Kitap, post-modern okumalardan keyif alan bir okuyucu için gerçekten de etkileyici bir çalışma.

1 Mayıs'ı olaysız tantanasız kutladık, ama benim için en sevindirici olan şey, meydandaki yeni nesilden genç insanların son derece bilinçli bir şekilde, yeni bir örgütlenmeye dair sinyaller vermeleriydi.

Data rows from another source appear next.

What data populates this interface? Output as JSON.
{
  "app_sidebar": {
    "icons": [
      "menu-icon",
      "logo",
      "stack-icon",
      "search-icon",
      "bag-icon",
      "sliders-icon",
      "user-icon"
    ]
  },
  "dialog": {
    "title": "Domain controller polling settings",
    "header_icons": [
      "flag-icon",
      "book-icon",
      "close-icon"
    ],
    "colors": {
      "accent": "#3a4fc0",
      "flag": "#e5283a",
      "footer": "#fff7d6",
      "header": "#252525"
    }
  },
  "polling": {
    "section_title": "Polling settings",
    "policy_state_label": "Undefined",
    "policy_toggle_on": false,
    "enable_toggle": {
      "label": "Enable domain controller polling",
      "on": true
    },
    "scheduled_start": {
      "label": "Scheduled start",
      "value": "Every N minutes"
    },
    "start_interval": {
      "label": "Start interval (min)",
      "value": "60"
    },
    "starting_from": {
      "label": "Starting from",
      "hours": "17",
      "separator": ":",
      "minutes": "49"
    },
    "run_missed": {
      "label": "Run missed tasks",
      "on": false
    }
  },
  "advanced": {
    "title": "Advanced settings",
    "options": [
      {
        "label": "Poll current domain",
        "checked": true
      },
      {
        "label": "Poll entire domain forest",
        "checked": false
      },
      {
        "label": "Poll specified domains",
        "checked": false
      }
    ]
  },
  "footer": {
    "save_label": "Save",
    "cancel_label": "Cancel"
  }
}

A.Negri&M.Hardt "İmparatorluk" da, çağımızda klasik 'işçi sınıfı'nın sınıfsal özelliklerini yitirdiğini belirtip, ama bunun susmak, geri çekilmek anlamına gelmediğini, 'çokluk' olarak adlandırdıkları ve sömürüye uğrayan herkesi (sadece kol işçisi değil) kapsayan yeni ve daha genel bir örgütlenmenin ortaya çıkması gerekliliğini vurgularlar; sloganları ise "Ya imparatorluk ya çokluk,"tur. 1 Mayıs'taki görüntü, "çokluk"un kendini yaratmasının imkansız olmayacağını gösterdi. Zaten, tarihte 'başkaldırı,' genellikle belli belirsiz de olsa küçük bir kıvılcımla başlamıştır.






  




1 yorum:

Jsien deinss dedi ki...

Hicbir sey gorundugu gibi degildir. Cokluk saf degildir. Dogru bir kanaldan bilincli olarak iyiyi yaratmak olanakli degildir. Iyi olan bize bir kaza sonucu gelebilir.

Cokluk sadece aslinda bir oldugunda uyumludur. Sadece bir oldugunda belirlenen hedefe varilabilir.Bir olunmasi icin coklugun bir kisi disinda bilince sahip olmamasi gerekir.

Siyasi akimlar ve dinler birbirinden cok farkli degil. Ayni yazi icinde ele aldigin Moda, giyim-kusam da bu konularla kesinlikle baglantili. Giyim kusami kendi yasam surenizle, siyasi ve dini akimlari insanlik tarihiyle olcebilirsiniz.